The Mull of Galloway is another nice place to visit and i believe you can see Northern Ireland on a very clear day.

It was one of the very first holidays i went in my Fabia (i know i'm on the Yeti forum but i love Scotland) and is definitely a place to put on your 'To Do' list and the drive from Garlieston to the Isle of Skye is just amazing. :thumbup:

We don't mind you coming in here at all.

The yeti forum is just a part of the bigger picture after all.

Hope you enjoyed your stay.

Ooh, I sound like a B&B owner

We don't mind you coming in here at all.

The yeti forum is just a part of the bigger picture after all.

Hope you enjoyed your stay.

Ooh, I sound like a B&B owner

Thanks, it was a great stay. :D

Thanks, it was a great stay. :D

Now, what would you like me to do with the item of ladies underwear that I found under the bed?

Now, what would you like me to do with the item of ladies underwear that I found under the bed?

Take them with you next time!! :D

And no means no!!! :D

I've kinda lost your proposed itinerary since being wafted away on a misty-eyed memory trip, so I'll just interject with some ideas of my own.

Oban, with a visit to the Distillery is well worth a call, and while there hop on a ferry to the fabulous wild that is Mull. Cast you eyes about for sea eagles as you wend your way over mountain and moorland till you reach Pennygael where a great, warm, expansive welcome awaits at the Hotel. Then proceed to Ffionphort (or something like that) where the pub has roaring fires and excellent, if traditional, food. From there there are deserted beaches to be explored - and of course, the ten minute oat trip to Iona. This is a magical place with an atmosphere that is truly unique. Wander the Abbey, then wander the Island taking in the Machair and Martyr's Bay where my old father used to sit on the rocks and gaze at the sea and the waves as he meditated. He was one of the founding ministers of the Community back in the 40s, and was the last surviving original when he passed away at 94 in 2008. He met his wife of 65 years while there, so it seemed appropriate that his ashes be scattered on the waves at Martyr's Bay. They were followed by my wife's ashes when, after succumbing to pancreatic cancer just before we were due to be married in 2007, she died in 2009. The trilogy was completed when my old Mum's ashes were added to the same spot last year. Such peace, there, and if you do visit, just reflect awhile on how some places really do influence our lives. My wife had found great solace on Iona, and she too used to meditate there as a part of her control over her fears. We stayed at the Ardachy House Hotel where the food is just wonderful, where solitude and gulls are to be found, and where the owners cannot do enough for you.

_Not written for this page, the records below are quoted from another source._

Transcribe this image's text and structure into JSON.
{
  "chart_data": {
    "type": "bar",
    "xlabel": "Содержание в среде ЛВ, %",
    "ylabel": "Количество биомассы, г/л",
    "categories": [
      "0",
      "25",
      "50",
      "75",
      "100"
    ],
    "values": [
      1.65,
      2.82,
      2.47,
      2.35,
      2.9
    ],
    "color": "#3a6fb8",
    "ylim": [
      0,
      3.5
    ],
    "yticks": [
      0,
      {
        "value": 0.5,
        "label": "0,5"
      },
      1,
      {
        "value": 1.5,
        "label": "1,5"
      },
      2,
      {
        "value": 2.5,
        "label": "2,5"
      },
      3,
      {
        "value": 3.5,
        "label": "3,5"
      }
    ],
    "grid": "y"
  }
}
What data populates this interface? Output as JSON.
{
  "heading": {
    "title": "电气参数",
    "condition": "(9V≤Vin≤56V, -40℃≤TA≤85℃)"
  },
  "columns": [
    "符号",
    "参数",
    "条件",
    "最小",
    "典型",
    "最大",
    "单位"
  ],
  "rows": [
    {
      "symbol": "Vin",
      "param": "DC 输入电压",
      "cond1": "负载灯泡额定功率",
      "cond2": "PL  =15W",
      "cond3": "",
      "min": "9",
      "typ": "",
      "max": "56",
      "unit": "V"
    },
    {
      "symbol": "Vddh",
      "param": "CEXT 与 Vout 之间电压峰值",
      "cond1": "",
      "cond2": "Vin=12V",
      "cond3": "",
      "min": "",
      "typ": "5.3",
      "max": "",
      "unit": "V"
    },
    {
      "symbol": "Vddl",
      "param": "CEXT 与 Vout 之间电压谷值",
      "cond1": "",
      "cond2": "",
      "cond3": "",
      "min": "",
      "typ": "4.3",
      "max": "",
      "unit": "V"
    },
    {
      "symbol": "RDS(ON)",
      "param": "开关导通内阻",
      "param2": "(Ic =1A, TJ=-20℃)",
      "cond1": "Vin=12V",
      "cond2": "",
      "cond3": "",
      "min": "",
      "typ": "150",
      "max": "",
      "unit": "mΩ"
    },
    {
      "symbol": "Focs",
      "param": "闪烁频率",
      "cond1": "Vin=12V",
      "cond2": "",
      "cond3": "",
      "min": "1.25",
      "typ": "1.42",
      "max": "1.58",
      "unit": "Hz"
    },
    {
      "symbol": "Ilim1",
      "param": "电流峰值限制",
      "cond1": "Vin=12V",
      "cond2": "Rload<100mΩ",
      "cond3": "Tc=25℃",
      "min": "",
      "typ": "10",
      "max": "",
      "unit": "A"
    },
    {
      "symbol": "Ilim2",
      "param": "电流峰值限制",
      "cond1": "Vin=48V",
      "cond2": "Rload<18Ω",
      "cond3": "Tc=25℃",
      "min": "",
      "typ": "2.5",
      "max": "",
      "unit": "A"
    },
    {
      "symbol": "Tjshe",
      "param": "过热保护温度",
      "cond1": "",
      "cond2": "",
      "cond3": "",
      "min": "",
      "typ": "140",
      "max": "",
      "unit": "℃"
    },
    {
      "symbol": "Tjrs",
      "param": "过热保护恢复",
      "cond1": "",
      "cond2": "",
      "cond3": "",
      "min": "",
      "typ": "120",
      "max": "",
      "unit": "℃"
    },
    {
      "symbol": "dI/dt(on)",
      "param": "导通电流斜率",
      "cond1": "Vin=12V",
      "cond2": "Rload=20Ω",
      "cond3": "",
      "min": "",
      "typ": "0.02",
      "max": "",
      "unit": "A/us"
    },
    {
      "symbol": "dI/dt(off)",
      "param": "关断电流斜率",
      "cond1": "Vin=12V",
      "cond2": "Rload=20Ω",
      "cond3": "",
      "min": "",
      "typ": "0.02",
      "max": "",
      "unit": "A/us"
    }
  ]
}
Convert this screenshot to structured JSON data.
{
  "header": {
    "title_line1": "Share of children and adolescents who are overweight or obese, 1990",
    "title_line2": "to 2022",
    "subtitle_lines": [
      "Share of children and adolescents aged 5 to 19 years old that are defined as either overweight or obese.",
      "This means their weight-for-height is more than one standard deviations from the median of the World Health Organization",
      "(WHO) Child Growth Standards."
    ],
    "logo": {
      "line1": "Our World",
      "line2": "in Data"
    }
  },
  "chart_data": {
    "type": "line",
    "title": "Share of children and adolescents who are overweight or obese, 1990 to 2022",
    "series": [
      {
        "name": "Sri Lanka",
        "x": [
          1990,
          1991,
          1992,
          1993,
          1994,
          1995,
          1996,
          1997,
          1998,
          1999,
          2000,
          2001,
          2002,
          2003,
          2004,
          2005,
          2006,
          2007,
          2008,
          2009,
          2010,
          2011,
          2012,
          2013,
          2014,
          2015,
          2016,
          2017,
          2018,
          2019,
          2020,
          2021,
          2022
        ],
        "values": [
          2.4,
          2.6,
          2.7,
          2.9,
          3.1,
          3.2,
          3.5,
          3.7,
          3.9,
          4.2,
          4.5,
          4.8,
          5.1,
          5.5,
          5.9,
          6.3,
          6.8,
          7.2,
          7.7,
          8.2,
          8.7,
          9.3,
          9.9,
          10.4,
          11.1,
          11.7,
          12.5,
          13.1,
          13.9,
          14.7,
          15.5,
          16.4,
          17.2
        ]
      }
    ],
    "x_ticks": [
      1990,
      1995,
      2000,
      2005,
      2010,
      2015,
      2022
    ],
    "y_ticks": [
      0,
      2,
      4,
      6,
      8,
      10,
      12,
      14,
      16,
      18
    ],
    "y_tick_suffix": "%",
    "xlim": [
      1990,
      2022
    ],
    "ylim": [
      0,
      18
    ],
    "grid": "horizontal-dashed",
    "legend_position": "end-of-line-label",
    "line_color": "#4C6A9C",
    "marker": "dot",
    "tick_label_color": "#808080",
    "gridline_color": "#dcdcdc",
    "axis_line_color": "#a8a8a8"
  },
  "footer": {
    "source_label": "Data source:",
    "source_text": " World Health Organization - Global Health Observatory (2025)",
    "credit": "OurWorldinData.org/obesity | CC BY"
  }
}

Then, when you return to the mainland and reality, visit the Falls of Lora Hotel in Connell, run by a Matriarch of the sternest persuasion and with a Bistro to salivate over. Try to stay in their best room, complete with enormous circular bath complete with candles in tall candlesticks.

And finally a short, beautiful poem by Olivia Fitzroy which captures the atmosphere of the region - and which, given the story above, has quite obviously great personal relevance for me.

My Soul Slips Out.

My soul slips out upon the tide at night

And on the quiet water lies at rest.

The dark hills rise on either hand,

The moon shines dim upon the sand,

And on the sea’s still breast.

 

There is no sound in all this silent place

Save little sounds the sleeping spirit craves;

Faint music from a waterfall,

A lost and lonely curlew’s call

And everlasting waves.

For me the concept of those "everlasting waves" brings me great peace, knowing that despite everything, it will all still be there whatever happens.

Enjoy.

The west of Scotland has no equals in the UK, I've sailed all coasts of our shores and nowhere holds the same stunning beauty and variety of scenery, sea and wild life. The east coast is all too similar north to south imo.

I think freshacre points this out, where in the east can you find such places?